Tim Gorski is an American cinematographer, film producer and animal welfare activist, known for his documentaries concerning animal welfare and wildlife conservation, among them the piece How I Became an Elephant (2012), which has received awards and favorable reviews in the media, and his earlier piece Lolita: Slave to Entertainment (2003). Gorski's filmography is visible online.

== Works ==

=== Films ===
- Lolita: Slave to Entertainment (2003), directed by Gorski, this a 56 min documentary narrates how, "in the summer of 1970 a barbaric hunt kills five orca whales and destroys the lives of countless others. Six young orcas are ripped away from their family, sold to marine parks, and shipped across the world to enter into a life of slavery. Three decades later only one survives. And she just so happens to be Miami's biggest performer: Lolita." Publicized in the context of public gatherings demanding freedom of the whale from its seaquarium captivity, the film has been cited as an example of the extent to which documentaries can contribute to change certain realities.
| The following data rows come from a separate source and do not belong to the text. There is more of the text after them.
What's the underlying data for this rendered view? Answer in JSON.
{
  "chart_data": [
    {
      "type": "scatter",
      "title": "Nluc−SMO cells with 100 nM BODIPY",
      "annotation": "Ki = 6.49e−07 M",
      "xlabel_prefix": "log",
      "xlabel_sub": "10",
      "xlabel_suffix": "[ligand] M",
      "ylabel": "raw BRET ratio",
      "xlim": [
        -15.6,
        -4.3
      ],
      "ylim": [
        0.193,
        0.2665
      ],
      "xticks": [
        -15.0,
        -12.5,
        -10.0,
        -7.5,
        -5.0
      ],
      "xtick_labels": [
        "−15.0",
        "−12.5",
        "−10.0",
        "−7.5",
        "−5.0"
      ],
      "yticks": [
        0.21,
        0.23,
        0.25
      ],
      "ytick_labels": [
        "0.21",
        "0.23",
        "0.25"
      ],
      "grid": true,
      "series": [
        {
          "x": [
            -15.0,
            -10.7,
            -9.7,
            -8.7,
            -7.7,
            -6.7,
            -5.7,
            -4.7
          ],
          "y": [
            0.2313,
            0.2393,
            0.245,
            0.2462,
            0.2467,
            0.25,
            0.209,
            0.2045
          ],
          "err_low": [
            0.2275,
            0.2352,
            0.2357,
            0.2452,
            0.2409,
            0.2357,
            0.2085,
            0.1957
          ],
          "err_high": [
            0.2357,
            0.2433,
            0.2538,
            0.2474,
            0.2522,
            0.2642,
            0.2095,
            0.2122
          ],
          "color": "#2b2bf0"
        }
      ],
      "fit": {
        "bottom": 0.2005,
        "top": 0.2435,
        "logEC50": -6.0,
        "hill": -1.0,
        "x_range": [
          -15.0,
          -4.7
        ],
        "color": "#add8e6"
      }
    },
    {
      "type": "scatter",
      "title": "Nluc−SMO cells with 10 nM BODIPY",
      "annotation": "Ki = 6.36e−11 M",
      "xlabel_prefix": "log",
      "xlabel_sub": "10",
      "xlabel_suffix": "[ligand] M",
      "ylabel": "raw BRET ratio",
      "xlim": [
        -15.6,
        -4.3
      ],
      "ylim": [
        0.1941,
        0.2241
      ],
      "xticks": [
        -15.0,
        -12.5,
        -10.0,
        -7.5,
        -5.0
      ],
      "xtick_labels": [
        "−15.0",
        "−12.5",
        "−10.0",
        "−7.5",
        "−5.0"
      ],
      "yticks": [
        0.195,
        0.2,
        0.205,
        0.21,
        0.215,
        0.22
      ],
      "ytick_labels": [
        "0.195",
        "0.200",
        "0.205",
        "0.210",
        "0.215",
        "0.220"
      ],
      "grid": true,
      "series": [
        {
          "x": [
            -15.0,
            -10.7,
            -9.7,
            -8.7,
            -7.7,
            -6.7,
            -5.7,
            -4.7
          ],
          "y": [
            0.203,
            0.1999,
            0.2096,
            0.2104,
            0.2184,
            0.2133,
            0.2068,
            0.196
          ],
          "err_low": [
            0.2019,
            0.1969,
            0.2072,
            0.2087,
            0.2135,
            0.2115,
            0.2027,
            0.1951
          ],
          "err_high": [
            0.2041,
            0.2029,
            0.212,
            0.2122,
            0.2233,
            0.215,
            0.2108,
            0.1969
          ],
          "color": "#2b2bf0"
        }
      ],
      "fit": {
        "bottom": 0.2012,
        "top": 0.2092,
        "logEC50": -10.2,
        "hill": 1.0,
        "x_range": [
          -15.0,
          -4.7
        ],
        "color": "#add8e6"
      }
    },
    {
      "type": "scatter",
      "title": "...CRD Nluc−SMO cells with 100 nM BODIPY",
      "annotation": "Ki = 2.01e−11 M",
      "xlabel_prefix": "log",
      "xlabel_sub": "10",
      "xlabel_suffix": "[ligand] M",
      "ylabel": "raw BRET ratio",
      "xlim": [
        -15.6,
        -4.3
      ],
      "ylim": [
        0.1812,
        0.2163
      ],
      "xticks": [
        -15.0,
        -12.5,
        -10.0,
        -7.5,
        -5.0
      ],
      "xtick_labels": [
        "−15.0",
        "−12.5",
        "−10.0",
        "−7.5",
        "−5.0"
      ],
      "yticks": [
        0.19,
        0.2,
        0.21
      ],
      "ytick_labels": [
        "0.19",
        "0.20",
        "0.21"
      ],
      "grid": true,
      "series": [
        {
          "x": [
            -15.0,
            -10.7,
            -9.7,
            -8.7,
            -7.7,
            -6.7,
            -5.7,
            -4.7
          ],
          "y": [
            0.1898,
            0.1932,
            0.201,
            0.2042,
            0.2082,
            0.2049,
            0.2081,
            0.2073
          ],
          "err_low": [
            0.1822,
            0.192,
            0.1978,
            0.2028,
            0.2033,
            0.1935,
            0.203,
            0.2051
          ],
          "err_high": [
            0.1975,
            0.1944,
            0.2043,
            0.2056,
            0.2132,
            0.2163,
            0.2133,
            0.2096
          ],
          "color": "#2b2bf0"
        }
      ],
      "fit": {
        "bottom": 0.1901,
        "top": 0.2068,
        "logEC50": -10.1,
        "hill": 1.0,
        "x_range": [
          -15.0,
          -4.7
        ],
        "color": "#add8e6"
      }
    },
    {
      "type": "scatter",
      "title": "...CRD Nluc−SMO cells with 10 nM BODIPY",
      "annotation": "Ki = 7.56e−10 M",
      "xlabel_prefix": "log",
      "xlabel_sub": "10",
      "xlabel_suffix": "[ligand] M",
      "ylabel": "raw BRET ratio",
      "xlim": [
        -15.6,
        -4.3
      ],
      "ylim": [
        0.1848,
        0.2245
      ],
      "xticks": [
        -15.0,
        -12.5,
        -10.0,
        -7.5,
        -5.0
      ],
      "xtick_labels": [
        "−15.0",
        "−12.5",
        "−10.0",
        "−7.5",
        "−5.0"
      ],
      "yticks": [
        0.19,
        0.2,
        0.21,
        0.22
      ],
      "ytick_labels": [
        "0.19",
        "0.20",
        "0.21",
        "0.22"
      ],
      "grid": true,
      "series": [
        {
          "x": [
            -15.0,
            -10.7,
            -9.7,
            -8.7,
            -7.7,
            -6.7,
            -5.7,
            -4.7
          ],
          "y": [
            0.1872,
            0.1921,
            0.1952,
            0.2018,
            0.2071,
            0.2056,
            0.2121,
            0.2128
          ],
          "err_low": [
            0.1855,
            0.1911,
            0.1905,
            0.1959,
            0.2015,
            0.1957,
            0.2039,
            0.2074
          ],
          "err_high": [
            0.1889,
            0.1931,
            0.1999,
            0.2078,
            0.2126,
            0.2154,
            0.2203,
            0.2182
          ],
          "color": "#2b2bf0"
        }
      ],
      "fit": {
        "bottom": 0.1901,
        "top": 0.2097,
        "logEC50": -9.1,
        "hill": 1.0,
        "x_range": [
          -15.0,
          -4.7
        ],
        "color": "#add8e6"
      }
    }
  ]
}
- At the Edge of the World (2008), under the direction Dan Stone and with Gorski's participation as a producer and cinematographer, this 90min documentary chronicles the 2006 campaign by the non-profit Sea Shepherd Conservation Society against a Japanese whaling fleet in the Antarctic. Premiered with success at the Toronto International Film Festival, the movie was lauded at the Monaco International Film Festival 2008, the Woodstock Film Festival (2008), the Atlanta Film Festival 2009, the Documentary Edge Award 2010, and the LA Femme Filmmaker Award in 2012. The documentary has been said to constitute an intrepid record of modern-day piracy.

- How I became an Elephant (2012), a 1h:22min documentary describing the way a sensitive teen-age girl from California joins efforts with an animal activist lady in Thailand to raise awareness against the systematic mistreatment of elephants in the tourist and logging industries, by actions that include developing a clay-elephant art project. The film has been considered an enlightening journey of compassion, action and hope, and deserved multiple awards including the 2012 Femme International Film Festival (Best Documentary Winner), the 2013 Mostra Animals Film Festival (Audience Tribute), and the 2013 Jackson Hole Wildlife Film Festival (Best Children's Program)

=== Other ===
Gorski is also known for his involvement in animal rescue and relief operations in remote regions of the world, including Taiwan, where he worked as the CEO of a non-profit organization acting in the field. His ventures have been reviewed in Ted Talk, Wildlife SOS, VoiceAmerica, and specialized blogs. His account as a survivor of the 2004 Indian Ocean earthquake and tsunami in a severely affected area of Thailand was published on The South Florida Sun Sentinel in 2005.